Gary Marcus and Ernest Davis wrote this useful news article on the promise and limitations of “big data.”
And let me add this related point:
Big data are typically not random samples, hence the need for “big model” to map from sample to population. Here’s an example (with Wei Wang, David Rothschild, and Sharad Goel):
Election forecasts have traditionally been based on representative polls, in which randomly sampled individuals are asked for whom they intend to vote. While representative polling has historically proven to be quite effective, it comes at considerable financial and time costs. Moreover, as response rates have declined over the past several decades, the statistical ben- efits of representative sampling have diminished.

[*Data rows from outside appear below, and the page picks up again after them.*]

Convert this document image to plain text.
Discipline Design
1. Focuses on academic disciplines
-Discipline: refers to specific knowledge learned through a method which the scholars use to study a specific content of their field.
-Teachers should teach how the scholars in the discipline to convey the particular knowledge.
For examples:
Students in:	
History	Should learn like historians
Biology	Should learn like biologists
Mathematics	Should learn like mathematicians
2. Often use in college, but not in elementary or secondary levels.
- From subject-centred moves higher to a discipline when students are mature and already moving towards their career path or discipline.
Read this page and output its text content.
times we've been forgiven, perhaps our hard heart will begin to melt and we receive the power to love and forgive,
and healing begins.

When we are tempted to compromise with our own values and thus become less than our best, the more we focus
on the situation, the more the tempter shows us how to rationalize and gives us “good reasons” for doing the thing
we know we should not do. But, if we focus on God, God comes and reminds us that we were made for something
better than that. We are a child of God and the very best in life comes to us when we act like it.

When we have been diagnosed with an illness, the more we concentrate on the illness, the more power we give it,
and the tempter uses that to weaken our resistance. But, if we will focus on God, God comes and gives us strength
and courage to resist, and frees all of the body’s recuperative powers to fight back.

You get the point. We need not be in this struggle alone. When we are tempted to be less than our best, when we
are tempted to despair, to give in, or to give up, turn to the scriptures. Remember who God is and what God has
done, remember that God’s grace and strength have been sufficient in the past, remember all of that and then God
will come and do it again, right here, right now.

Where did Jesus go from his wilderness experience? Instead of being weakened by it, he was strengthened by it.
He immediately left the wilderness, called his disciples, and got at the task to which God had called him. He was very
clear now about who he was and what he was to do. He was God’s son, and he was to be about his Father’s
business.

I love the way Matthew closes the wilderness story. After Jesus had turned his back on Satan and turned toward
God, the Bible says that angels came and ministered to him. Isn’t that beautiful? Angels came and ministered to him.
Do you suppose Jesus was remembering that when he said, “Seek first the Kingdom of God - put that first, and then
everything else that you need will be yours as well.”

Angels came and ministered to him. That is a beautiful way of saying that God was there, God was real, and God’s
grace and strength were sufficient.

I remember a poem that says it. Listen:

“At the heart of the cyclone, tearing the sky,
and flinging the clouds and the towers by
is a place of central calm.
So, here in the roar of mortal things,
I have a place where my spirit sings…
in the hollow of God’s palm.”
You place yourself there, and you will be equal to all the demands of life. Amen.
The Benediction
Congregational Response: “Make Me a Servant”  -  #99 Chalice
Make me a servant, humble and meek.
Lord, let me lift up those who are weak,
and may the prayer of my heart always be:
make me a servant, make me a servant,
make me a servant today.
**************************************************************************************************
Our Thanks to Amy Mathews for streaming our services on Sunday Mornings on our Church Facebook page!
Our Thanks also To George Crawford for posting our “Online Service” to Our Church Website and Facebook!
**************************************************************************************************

In this paper, we show that with proper statistical adjustment, non-representative polls can be used to generate accurate election forecasts, and often faster and at less expense than traditional survey methods. We demon- strate this approach by creating forecasts from a novel and highly non-representative survey dataset: a series of daily voter intention polls for the 2012 presidential election conducted on the Xbox gaming platform. After adjusting the Xbox responses via multilevel regression and poststratification, we obtain estimates in line with forecasts from leading poll analysts, which were based on aggregating hundreds of traditional polls conducted during the election cycle. We conclude by arguing that non-representative polling shows promise not only for election forecasting, but also for measuring public opinion on a broad range of social, economic and cultural issues.